Obviously, there are schemes out there such as Fairtrade (who do great work) that tell you if something is ethical. But these schemes are like a switch. You either are or you aren’t part of it. What if a business was trying to be ethical, but wasn’t quite there yet? Or what if they ignored ethics entirely?
If you were buying an appliance in the UK, would you choose the product that was the least energy efficient? No, of course not. It’s difficult to even buy an appliance that isn’t highly rated for energy efficiency because it’s what consumers want.
There are many stories about brands that say they have Corporate Social Responsibility (CSR), but then we hear about them using child labour or factories that collapse on their workers, or used factories that forced pregnant workers to get abortions, or confiscating migrant workers’ passports, unsafe working conditions, sweatshops, etc. They apologise, say they ‘will do better next time’ and then it happens again. And again.
Often products are outsourced, then that company outsources, and the chain of custody is difficult to trace. That doesn’t let the corporations off the hook. The issue is that they squeeze the supply chain for all it’s worth, forcing them to cut costs.
But most of this goes unnoticed. You buy the new things in ignorance of how they’re made. It’s a bit like how much energy our appliances use. Unless we have access to the proper information, it’s difficult to make a choice. Imagine if we had no idea how much MPG our cars did and the only way of knowing was to work it out ourselves? Has food labelling changed your behaviour? Do you choose products because they have more salt in them or more calories?
The fact is that our cars are getting better mileage because we demand it, based on the information we have (OK, VW, you have a lot of answer for on this one).
The fact is that food labelling changes our behaviour in buying food. Clearly presented facts help people make informed decisions. Sales of organic and healthy foods are rising. Organic sales rose 4.9% in the UK in 2015. Non-organic sales dropped by 0.9%.
Imagine, for a moment, that food had no ingredients or nutrition labelling. Imagine you were buying a soup. Do you think that:
A. The maker would make it as healthy as possible, with low sugar and salt and no additives despite no-one knowing what was in it?

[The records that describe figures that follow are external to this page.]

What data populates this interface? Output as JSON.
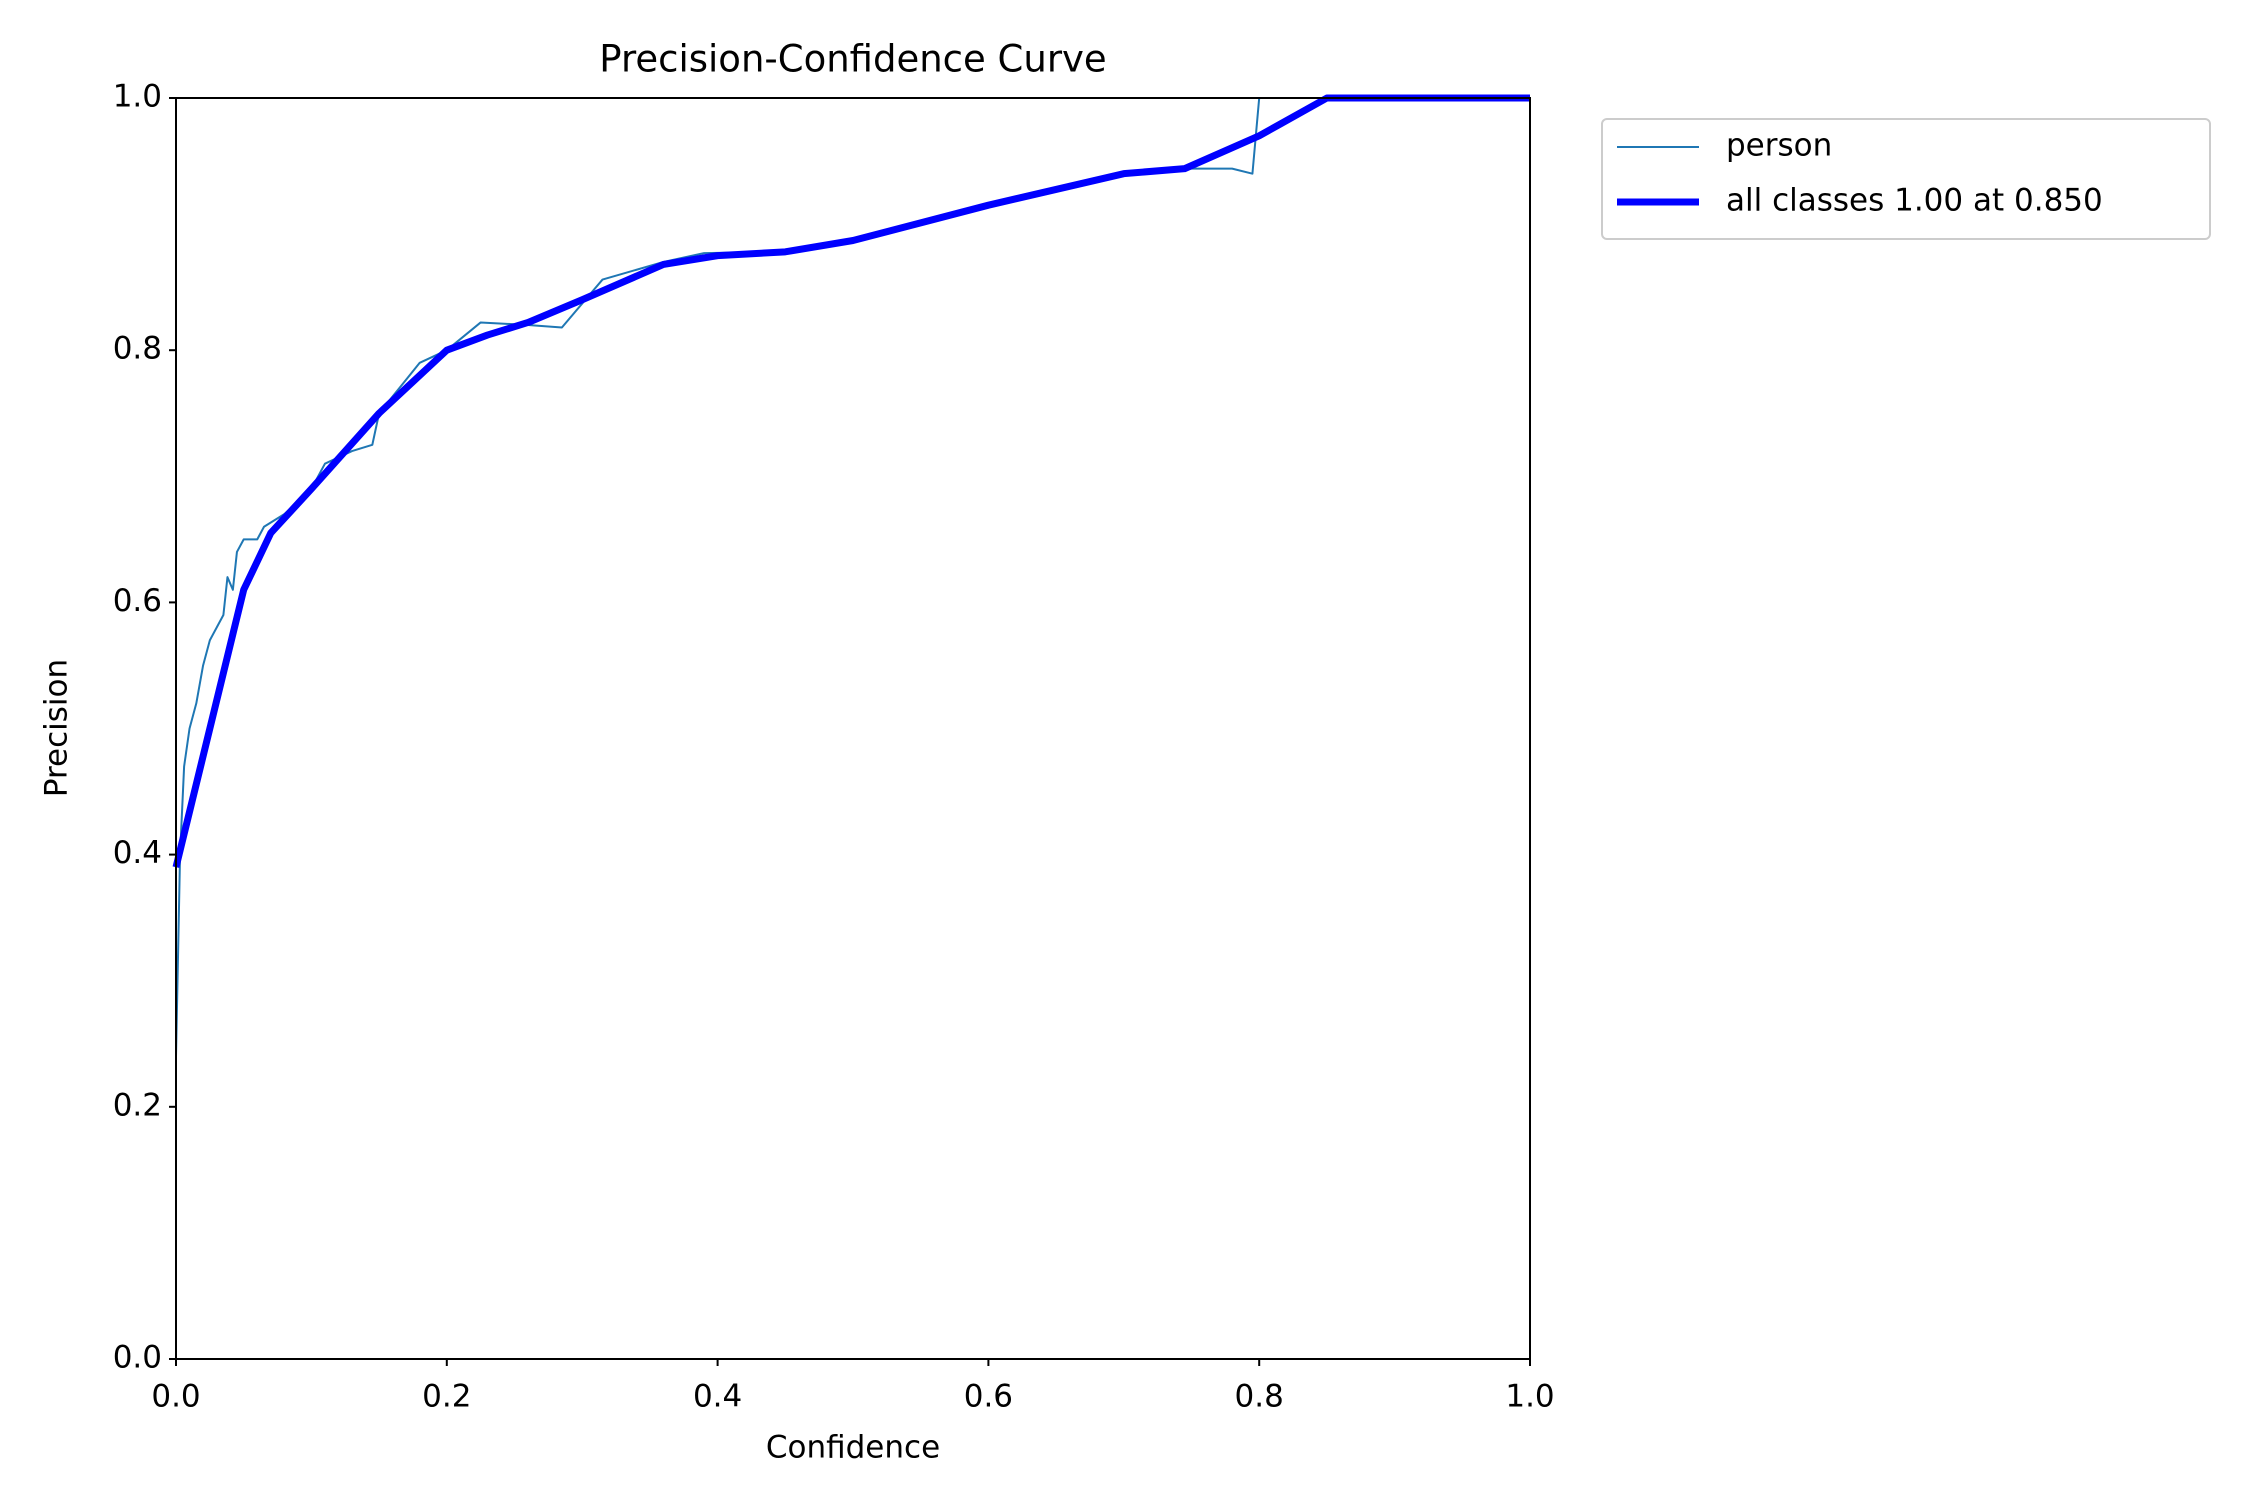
{
  "chart_data": {
    "type": "line",
    "title": "Precision-Confidence Curve",
    "xlabel": "Confidence",
    "ylabel": "Precision",
    "xlim": [
      0,
      1
    ],
    "ylim": [
      0,
      1
    ],
    "xticks": [
      {
        "value": 0,
        "label": "0.0"
      },
      0.2,
      0.4,
      0.6,
      0.8,
      {
        "value": 1,
        "label": "1.0"
      }
    ],
    "yticks": [
      {
        "value": 0,
        "label": "0.0"
      },
      0.2,
      0.4,
      0.6,
      0.8,
      {
        "value": 1,
        "label": "1.0"
      }
    ],
    "grid": false,
    "legend": "outside upper right",
    "series": [
      {
        "name": "person",
        "color": "#1f77b4",
        "width": 2,
        "x": [
          0,
          0.003,
          0.006,
          0.01,
          0.015,
          0.02,
          0.025,
          0.03,
          0.035,
          0.038,
          0.042,
          0.045,
          0.05,
          0.06,
          0.065,
          0.08,
          0.1,
          0.11,
          0.13,
          0.145,
          0.15,
          0.18,
          0.2,
          0.225,
          0.26,
          0.285,
          0.315,
          0.36,
          0.39,
          0.45,
          0.5,
          0.6,
          0.7,
          0.75,
          0.78,
          0.795,
          0.8,
          1.0
        ],
        "values": [
          0.24,
          0.4,
          0.47,
          0.5,
          0.52,
          0.55,
          0.57,
          0.58,
          0.59,
          0.62,
          0.61,
          0.64,
          0.65,
          0.65,
          0.66,
          0.67,
          0.69,
          0.71,
          0.72,
          0.725,
          0.75,
          0.79,
          0.8,
          0.822,
          0.82,
          0.818,
          0.856,
          0.87,
          0.877,
          0.878,
          0.887,
          0.915,
          0.94,
          0.944,
          0.944,
          0.94,
          1.0,
          1.0
        ]
      },
      {
        "name": "all classes 1.00 at 0.850",
        "color": "#0000ff",
        "width": 7,
        "x": [
          0,
          0.05,
          0.07,
          0.1,
          0.15,
          0.2,
          0.23,
          0.26,
          0.3,
          0.36,
          0.4,
          0.45,
          0.5,
          0.6,
          0.7,
          0.745,
          0.8,
          0.85,
          1.0
        ],
        "values": [
          0.39,
          0.61,
          0.655,
          0.69,
          0.75,
          0.8,
          0.812,
          0.822,
          0.84,
          0.868,
          0.875,
          0.878,
          0.887,
          0.915,
          0.94,
          0.944,
          0.97,
          1.0,
          1.0
        ]
      }
    ]
  }
}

B. They would make it as tasty as possible using the cheapest ingredients and additives to maximise profits because no one knows what’s in it?
Aren’t we doing this with ethics? On nearly everything we buy, we get little, if any information. Was it made by children? Were people paid a proper wage to live on and have a life? Was it made in a factory where 150 workers threatened to commit mass suicide based on their working conditions? Was it made by forced labour or in a sweatshop?

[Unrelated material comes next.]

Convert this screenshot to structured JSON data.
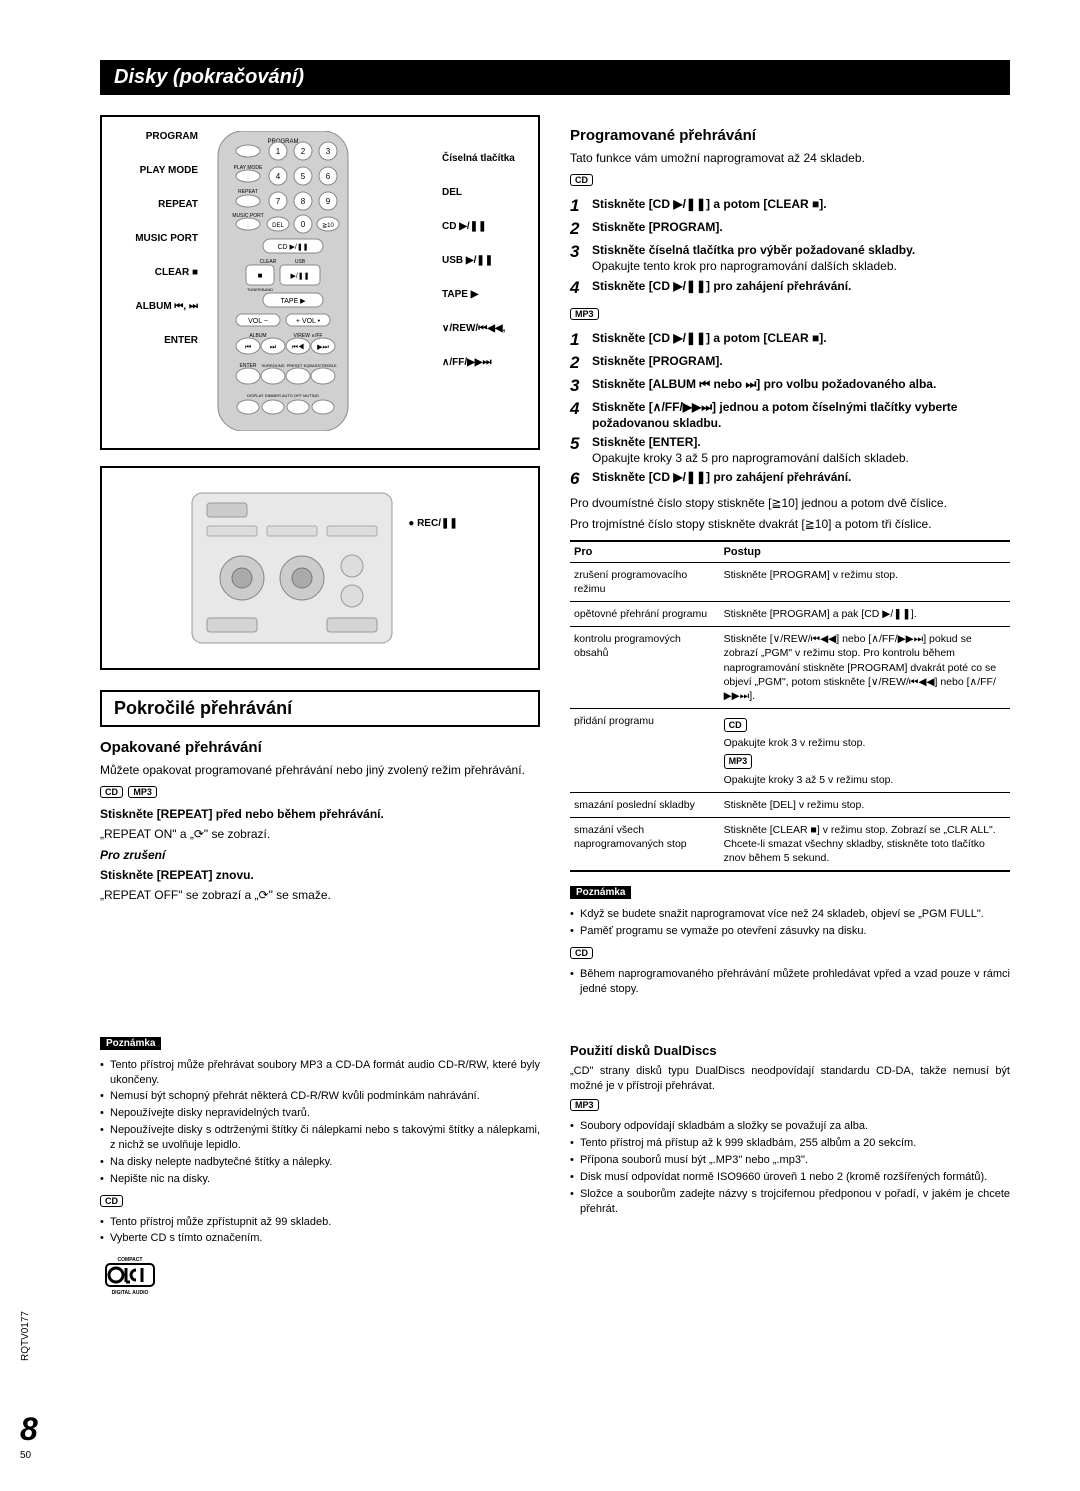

Isn’t it time to make ethics visible?
What if we labelled what wasn’t ethical?
What if you bought jeans with a label stating ‘We can’t guarantee that child labour wasn’t used in making this product’.

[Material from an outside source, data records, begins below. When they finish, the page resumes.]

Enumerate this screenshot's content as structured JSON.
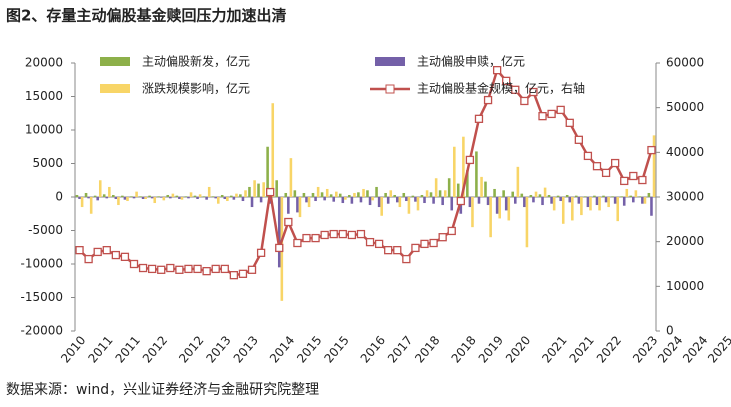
{
  "chart_data": {
    "type": "bar",
    "title": "图2、存量主动偏股基金赎回压力加速出清",
    "source": "数据来源：wind，兴业证券经济与金融研究院整理",
    "categories": [
      "2010",
      null,
      null,
      "2011",
      null,
      null,
      "2011",
      null,
      null,
      "2012",
      null,
      null,
      null,
      "2012",
      null,
      null,
      "2013",
      null,
      null,
      "2013",
      null,
      null,
      null,
      "2014",
      null,
      null,
      "2015",
      null,
      null,
      "2015",
      null,
      null,
      null,
      "2016",
      null,
      null,
      "2017",
      null,
      null,
      "2018",
      null,
      null,
      null,
      "2018",
      null,
      null,
      "2019",
      null,
      null,
      "2020",
      null,
      null,
      null,
      "2021",
      null,
      null,
      "2021",
      null,
      null,
      "2022",
      null,
      null,
      null,
      "2023"
    ],
    "xlabels_extra": [
      "2024",
      "2024",
      "2025"
    ],
    "series": [
      {
        "name": "主动偏股新发，亿元",
        "type": "bar",
        "color": "#8db04a",
        "values": [
          300,
          600,
          200,
          400,
          300,
          200,
          100,
          100,
          200,
          100,
          300,
          200,
          100,
          200,
          100,
          100,
          300,
          200,
          400,
          1500,
          2000,
          7500,
          2500,
          600,
          1000,
          600,
          600,
          700,
          400,
          500,
          300,
          700,
          1000,
          1500,
          600,
          300,
          600,
          200,
          300,
          700,
          1000,
          2800,
          2000,
          4000,
          6800,
          2300,
          1200,
          1000,
          800,
          500,
          300,
          400,
          300,
          200,
          300,
          200,
          100,
          200,
          200,
          100,
          100,
          200,
          100,
          600
        ]
      },
      {
        "name": "主动偏股申赎，亿元",
        "type": "bar",
        "color": "#7460a8",
        "values": [
          -300,
          -200,
          -500,
          -200,
          -300,
          -400,
          -200,
          -300,
          -200,
          -100,
          -200,
          -300,
          -200,
          -300,
          -400,
          -200,
          -300,
          -400,
          -600,
          -1500,
          -800,
          -1000,
          -10500,
          -2500,
          -2300,
          -800,
          -600,
          -500,
          -700,
          -900,
          -1000,
          -800,
          -1200,
          -1500,
          -1000,
          -800,
          -600,
          -700,
          -900,
          -1000,
          -1200,
          -2000,
          -2500,
          -1500,
          -1000,
          -1200,
          -2500,
          -2000,
          -1000,
          -1500,
          -800,
          -1200,
          -1000,
          -600,
          -800,
          -1000,
          -1500,
          -1200,
          -800,
          -1000,
          -1300,
          -800,
          -1000,
          -2800
        ]
      },
      {
        "name": "涨跌规模影响，亿元",
        "type": "bar",
        "color": "#f8d567",
        "values": [
          -1500,
          -2500,
          2500,
          1500,
          -1200,
          -600,
          800,
          -300,
          -900,
          -500,
          500,
          -400,
          700,
          400,
          1500,
          -1000,
          -600,
          500,
          1000,
          2500,
          2200,
          14000,
          -15500,
          5800,
          -3000,
          -1500,
          1500,
          1200,
          800,
          -400,
          600,
          1200,
          -500,
          -2800,
          1000,
          -1500,
          -2500,
          -2000,
          1000,
          2800,
          1000,
          7500,
          9000,
          -4500,
          3000,
          -6000,
          -3200,
          -3500,
          4500,
          -7500,
          800,
          1400,
          -2000,
          -4000,
          -3500,
          -2700,
          -2000,
          -2000,
          -1500,
          -3600,
          1200,
          1000,
          -1000,
          9200
        ]
      },
      {
        "name": "主动偏股基金规模，亿元，右轴",
        "type": "line",
        "axis": "y2",
        "color": "#c0504d",
        "values": [
          18100,
          16100,
          17700,
          18100,
          17000,
          16600,
          15000,
          14100,
          13900,
          13700,
          14100,
          13700,
          13900,
          13900,
          13400,
          13900,
          13900,
          12500,
          12800,
          13700,
          17500,
          31100,
          18600,
          24400,
          19700,
          20800,
          20800,
          21500,
          21700,
          21700,
          21500,
          21700,
          19900,
          19500,
          18100,
          18100,
          16100,
          18600,
          19500,
          19700,
          21000,
          22400,
          29100,
          38300,
          47500,
          51700,
          58400,
          56000,
          54000,
          51500,
          53500,
          48100,
          48600,
          49500,
          46600,
          42800,
          39200,
          36900,
          35400,
          37600,
          33600,
          34700,
          33800,
          40500
        ]
      }
    ],
    "ylim": [
      -20000,
      20000
    ],
    "yticks": [
      -20000,
      -15000,
      -10000,
      -5000,
      0,
      5000,
      10000,
      15000,
      20000
    ],
    "y2lim": [
      0,
      60000
    ],
    "y2ticks": [
      0,
      10000,
      20000,
      30000,
      40000,
      50000,
      60000
    ]
  }
}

Or a computer where the label states ‘We can’t guarantee the people making this weren’t paid enough to live on’.
Or food with a label with ‘we can’t guarantee that pesticides that kill bees weren’t used in making this product’ on it?
What if brands had to do something like this for example?:
A study suggested the policy of using graphic pictures of what smoking can do to your body in Canada cut smoking rates by between 12% and 20% from 2000 to 2009. They helped consumers see the consequences of their purchase.
Once we know the human cost of cheap goods or excessive profits, can consumers change the world?
How can we give consumers that power and should we?